The Mortgage Credit Certificate Program is an assistance program that lets qualifying (typically, first-time) homebuyers redirect their federal tax dollars toward the purchase of a new home. The program was introduced in 1984 as part of the Deficit Reduction Act, intended to help homebuyers of low- and moderate-income. Nearly 70 percent of MCC borrowers earn at or below their state’s median income.*
Participating in the Mortgage Credit Certificate Program reduces federal tax liability—by up to $2,000 per year. A homebuyer can claim this money as additional income to help qualify for the purchase of a house.*
A homebuyer can then use this saved tax money to make a larger monthly payment on a home they wouldn’t have been able to afford otherwise.
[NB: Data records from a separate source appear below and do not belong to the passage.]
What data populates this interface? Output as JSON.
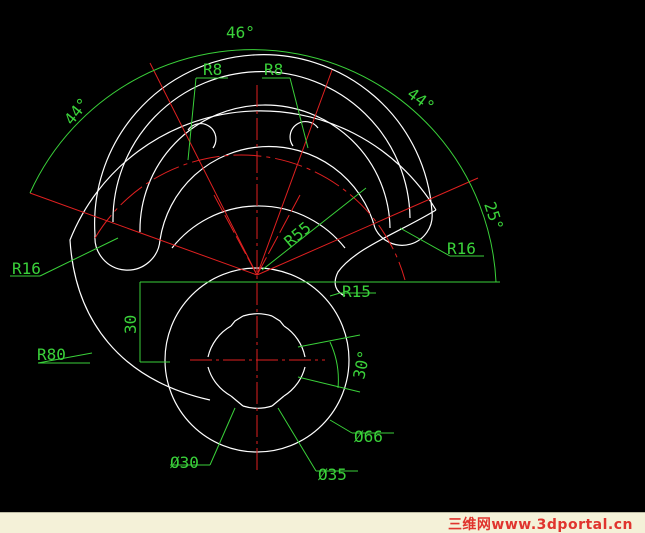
{
  "drawing": {
    "angles": {
      "top": "46°",
      "left": "44°",
      "right": "44°",
      "side": "25°",
      "slot": "30°"
    },
    "radii": {
      "r8_left": "R8",
      "r8_right": "R8",
      "r16_left": "R16",
      "r16_right": "R16",
      "r55": "R55",
      "r15": "R15",
      "r80": "R80"
    },
    "lengths": {
      "d30": "30"
    },
    "diameters": {
      "d66": "Ø66",
      "d35": "Ø35",
      "d30": "Ø30"
    },
    "colors": {
      "outline": "#ffffff",
      "center": "#e02020",
      "dimension": "#3ad13a",
      "background": "#000000"
    }
  },
  "footer": {
    "watermark": "三维网www.3dportal.cn"
  }
}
This is because an MCC is a dollar-for-dollar tax credit, not a deduction. Meaning, if a homebuyer files their tax returns and owes $0 to the IRS, the IRS will write them a check for the MCC amount.
An MCC is also good for the life of a mortgage, as long as you keep your home as your primary residence. Income/purchase limits and other conditions may apply.
You’ll only be issued an MCC on a purchase loan when buying a house. Fixed-Rate Loans typically work with an MCC, including FHA, USDA, VA, and Conventional Mortgages. If you have an MCC and choose to refinance, many programs may permit you to reapply for a new Mortgage Credit Certificate for your refinanced mortgage.*
An MCC has some restrictions—namely, a recapture tax. While the risk of incurring the recapture tax is slim, an MCC subsidy may have to be paid back in part if you sell your home within nine years, sell at a profit, and see a significant income increase.* However, some states, like Michigan, offer an IRS Recapture Tax Reimbursement program.